Why? This huge price reduction has grounds. A recent study examined whether thirdhand smoke (THS) persists in smokers’ homes after they move out and nonsmokers move in, and whether new nonsmoking residents are exposed to THS in these homes.
The findings of the study indicate that THS accumulates in smokers’ homes and persists when smokers move out even after homes remain vacant for two months. When nonsmokers move into homes formerly occupied by smokers, they encounter indoor environments with THS polluted surfaces and dust. Results suggest that nonsmokers living in former smoker homes are exposed to THS in dust and on surfaces.
Of course, the seller is not legally obliged to disclose that his house has been smoked in, and it is his interest to get smoke smell out of the house before putting it on sale. And this will need some preparation and quite a lot of hard work. Professional cleaning of the entire house will be the best solution. However, there are some things you can do by yourself.

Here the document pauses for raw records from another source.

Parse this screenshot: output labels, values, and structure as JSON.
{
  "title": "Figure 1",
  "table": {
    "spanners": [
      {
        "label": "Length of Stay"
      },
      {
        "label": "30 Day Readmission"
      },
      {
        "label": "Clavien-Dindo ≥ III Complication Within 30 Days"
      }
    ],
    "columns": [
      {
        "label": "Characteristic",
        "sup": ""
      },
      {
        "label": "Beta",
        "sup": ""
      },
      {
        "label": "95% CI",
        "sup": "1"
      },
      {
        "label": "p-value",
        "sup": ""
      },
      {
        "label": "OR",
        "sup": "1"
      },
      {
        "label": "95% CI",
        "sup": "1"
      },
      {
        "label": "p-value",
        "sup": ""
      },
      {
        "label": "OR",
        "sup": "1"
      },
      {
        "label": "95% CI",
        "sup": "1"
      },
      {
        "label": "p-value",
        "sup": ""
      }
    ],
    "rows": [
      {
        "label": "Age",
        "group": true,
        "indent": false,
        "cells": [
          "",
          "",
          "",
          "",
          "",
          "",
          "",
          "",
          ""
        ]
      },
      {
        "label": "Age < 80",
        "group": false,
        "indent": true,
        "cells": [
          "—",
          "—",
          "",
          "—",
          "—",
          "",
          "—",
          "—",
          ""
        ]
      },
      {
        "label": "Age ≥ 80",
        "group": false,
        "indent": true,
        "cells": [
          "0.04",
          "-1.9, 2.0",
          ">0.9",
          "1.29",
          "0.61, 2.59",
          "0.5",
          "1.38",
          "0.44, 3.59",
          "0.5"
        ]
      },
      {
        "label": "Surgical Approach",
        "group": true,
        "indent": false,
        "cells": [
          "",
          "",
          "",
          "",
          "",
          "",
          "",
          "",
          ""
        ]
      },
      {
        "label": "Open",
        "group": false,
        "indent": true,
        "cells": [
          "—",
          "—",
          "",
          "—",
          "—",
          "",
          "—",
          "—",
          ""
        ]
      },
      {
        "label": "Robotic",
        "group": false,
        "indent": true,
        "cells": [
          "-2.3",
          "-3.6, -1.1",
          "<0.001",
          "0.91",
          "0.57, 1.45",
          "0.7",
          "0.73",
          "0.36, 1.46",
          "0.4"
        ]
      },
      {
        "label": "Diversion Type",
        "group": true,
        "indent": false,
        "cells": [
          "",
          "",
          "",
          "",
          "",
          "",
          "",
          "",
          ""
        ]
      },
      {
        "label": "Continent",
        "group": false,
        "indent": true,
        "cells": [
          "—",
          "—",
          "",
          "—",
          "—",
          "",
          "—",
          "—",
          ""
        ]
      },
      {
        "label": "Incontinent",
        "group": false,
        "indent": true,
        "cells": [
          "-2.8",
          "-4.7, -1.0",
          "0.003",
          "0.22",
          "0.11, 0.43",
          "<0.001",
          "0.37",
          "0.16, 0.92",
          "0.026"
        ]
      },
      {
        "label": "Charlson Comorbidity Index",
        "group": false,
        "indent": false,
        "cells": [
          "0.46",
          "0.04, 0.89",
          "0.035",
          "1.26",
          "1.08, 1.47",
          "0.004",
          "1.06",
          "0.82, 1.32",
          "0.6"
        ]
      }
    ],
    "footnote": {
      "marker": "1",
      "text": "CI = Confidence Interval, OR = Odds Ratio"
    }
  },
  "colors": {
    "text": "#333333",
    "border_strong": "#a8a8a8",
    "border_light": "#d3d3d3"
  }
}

First, air the house out by opening the windows and letting fresh air in, then use a dehumidifier because moist air may hold heavy smoke smell. Clean all carpets with baking soda or vinegar, or other chemical odour-reducing products and then vacuum them. If the smell is really serious, carpets may have to be removed or replaced entirely. Tobacco-specific nitrosamines and nitrous acid can cling to walls and other surfaces within the house. Invite some of your non-smoking friends to check if the smell is still there. If the smell persist, you will have no other choice than to repaint the walls and the ceilings.